Quarto posto come uno scudetto. Ma se fosse lotta anche per il terzo?

Dall'Inter in poi si ha l'impressione che si giochi un altro campionato: Juve e Napoli occupano i primi due posti in classifica, il resto è tutto da scoprire

di Dario D'antoni
Dario D'antoni
(35 articoli pubblicati)
inter terza milan quarto

40 anni fa Lucio Battisti cantava "Con il nastro rosa/giornata uggiosa", uno dei singoli di maggior successo. Il famoso ritornello contiene anche una frase che ancor oggi continua ad essere utilizzata, ovvero "lo scopriremo solo vivendo".

La lotta per la Champions League la vedo in questo modo, come un copione ancora da portare a compimento che metterà a dura prova le pretendenti che, a quattro mesi dalla fine del campionato e con 18 gare da disputare, scopriranno il loro destino soltanto giocando, weekend dopo weekend.

Il terzo posto dell'Inter di Spalletti ad oggi sembra saldo, non tanto per la forza dei nerazzurri che stanno mantenendo le attese, quanto per il livello delle altre pretendenti che non riescono ad avere continuità di risultati. Gennaio è un mese particolare, ancor di più quest'anno con un mercato che alla fine durerà fino al 31 e con il campionato che è ripreso solamente settimana scorsa. Proprio l'Inter ha ricominciato col freno a mano tirato, per via di uno scialbo 0 a 0 casalingo con il Sassuolo, che ha ben figurato tra le urla degli oltre 10mila bambini presenti. Se la difesa sembra essere il punto di forza, lo stesso non si può dire dell'attacco, con Icardi fermo a 8 gol e poco al centro del gioco nell'ultimo incontro, penalizzato anche da un Ivan Perisic lontano parente del formidabile giocatore ammirato in Russia. Pronostico? Sicuramente in Champions a mio modo di vedere, ma con un terzo posto che è tutto fuorché sicuro, e passare all'Olimpico di Torino non sarà una passeggiata.

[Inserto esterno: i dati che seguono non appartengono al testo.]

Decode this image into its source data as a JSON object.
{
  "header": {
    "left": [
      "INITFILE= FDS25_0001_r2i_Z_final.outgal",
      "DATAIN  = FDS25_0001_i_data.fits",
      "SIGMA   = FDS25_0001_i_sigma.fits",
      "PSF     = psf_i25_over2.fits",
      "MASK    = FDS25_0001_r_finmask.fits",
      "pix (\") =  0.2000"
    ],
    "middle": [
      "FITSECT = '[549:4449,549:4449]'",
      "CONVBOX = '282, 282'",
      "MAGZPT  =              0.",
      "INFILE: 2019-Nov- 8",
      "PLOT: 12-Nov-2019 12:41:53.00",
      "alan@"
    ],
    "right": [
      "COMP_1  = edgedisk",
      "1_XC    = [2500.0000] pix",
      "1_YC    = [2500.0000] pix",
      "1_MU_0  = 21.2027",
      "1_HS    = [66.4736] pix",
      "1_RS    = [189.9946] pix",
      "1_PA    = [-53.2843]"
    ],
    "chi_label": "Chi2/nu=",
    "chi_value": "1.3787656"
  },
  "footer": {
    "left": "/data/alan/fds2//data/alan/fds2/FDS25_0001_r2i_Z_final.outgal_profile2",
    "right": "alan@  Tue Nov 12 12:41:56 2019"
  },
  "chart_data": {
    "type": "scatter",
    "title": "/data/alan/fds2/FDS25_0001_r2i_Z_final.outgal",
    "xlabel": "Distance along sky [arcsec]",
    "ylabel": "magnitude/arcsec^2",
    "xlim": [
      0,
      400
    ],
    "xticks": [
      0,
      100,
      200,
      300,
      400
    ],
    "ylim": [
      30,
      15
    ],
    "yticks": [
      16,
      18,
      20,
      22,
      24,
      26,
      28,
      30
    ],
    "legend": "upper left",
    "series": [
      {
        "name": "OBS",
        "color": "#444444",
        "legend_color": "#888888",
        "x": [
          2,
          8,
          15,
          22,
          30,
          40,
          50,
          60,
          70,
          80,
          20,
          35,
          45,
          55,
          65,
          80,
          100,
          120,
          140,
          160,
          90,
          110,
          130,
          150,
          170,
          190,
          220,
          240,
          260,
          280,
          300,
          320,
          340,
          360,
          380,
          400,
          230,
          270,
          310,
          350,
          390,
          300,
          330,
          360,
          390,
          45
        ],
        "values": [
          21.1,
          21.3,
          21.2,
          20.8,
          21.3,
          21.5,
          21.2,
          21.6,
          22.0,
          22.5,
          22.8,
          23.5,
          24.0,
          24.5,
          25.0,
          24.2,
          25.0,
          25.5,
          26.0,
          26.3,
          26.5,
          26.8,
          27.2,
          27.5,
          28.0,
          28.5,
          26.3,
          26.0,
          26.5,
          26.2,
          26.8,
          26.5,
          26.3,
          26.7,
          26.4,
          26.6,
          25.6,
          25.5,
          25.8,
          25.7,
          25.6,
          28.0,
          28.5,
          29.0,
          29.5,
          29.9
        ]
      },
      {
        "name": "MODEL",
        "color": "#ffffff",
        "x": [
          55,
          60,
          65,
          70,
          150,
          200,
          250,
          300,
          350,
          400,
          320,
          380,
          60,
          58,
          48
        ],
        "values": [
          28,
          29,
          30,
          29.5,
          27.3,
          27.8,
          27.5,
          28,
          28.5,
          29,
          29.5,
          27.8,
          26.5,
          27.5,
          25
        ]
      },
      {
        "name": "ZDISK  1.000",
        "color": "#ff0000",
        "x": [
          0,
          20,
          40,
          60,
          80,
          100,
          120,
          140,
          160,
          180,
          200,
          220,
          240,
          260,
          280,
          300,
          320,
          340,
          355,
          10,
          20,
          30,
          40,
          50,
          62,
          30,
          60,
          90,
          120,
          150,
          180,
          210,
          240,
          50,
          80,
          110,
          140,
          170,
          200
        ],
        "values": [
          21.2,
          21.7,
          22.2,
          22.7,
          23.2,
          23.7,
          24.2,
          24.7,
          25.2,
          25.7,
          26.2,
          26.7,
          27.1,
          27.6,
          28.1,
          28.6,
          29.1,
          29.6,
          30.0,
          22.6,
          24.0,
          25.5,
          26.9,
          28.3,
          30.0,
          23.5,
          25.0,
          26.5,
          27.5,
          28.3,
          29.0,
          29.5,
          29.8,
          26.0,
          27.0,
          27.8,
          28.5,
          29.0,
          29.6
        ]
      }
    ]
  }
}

Se finisse adesso il campionato, a gioire sarebbe anche l'altra parte di Milano: gli uomini di Gattuso hanno vissuto un mese di gennaio con non poche novità, ma tra assenze di varia natura occupano proprio la quarta piazza, un po' a sorpresa verrebbe da dire. Proprio l'allenatore del Milan è colui che è riuscito a tenere tutti i pezzi insieme, che nell'ultima giornata hanno espugnato Marassi nella partita dove mancava da una parte Higuain, nuovo attaccante del Chelsea, e dall'altra Piatek, il nuovo numero 19 rossonero. Numerose assenze ci saranno anche nell'anticipo di sabato sera contro il Napoli di Ancelotti, che torna da favorito nello stadio che lo ha consacrato come uno dei migliori allenatori del nostro calcio. Una delle squadre su cui è più difficile esprimere un giudizio è proprio il Milan, che sicuramente farà valere tutte le proprie motivazioni nella corsa a un posto in Champions, le quali potrebbero anche non bastare.

La primissima inseguitrice è la Roma, quinta a un punto di distanza e impegnata sul difficile campo di Bergamo (dopo lo Stadium, il campo più difficile del campionato). La truppa di Eusebio Di Francesco sta recuperando pezzi importanti come Florenzi e De Rossi, che ci auspichiamo di rivedere presto in campo. Ma per andare in Champions non basteranno le prodezze del giovane Zaniolo: i giallorossi hanno bisogno di ritrovare i gol e le prodezze di Dzeko e Pastore, coloro che per talento ed esperienza possono guidare la squadra in alto. Sarà certamente una delle protagoniste da qui sino a maggio, con l'incognita Porto che incombe.

Sesta in classifica è la Lazio di Simone Inzaghi, che attende domenica sera la Juve all'Olimpico. A livello di organico forse può patire la mancanza di maggiori alternative rispetto alle altre, soprattutto in reparti nevralgici come difesa e centrocampo. A farne le spese non può che essere Immobile, sempre vivace ma spesso isolato tra i difensori avversari. Anche se dovesse ritrovare i migliori Milinkovic Savic e Luis Alberto, rimane una squadra da Europa League, che va migliorata per rimanere ad alti livelli,

Lotta per l'Europa dove rientrano anche Atalanta e Sampdoria, squadre giovani che entusiasmano grazie ad allenatori sapienti come Gasperini e Giampaolo, e  trascinate da due attaccanti "on fire" come Quagliarella e Duvan Zapata, autori di 14 gol insieme a Ronaldo. Due piacevoli realtà che meritano di dire la loro. Godiamoci lo spettacolo della Serie A!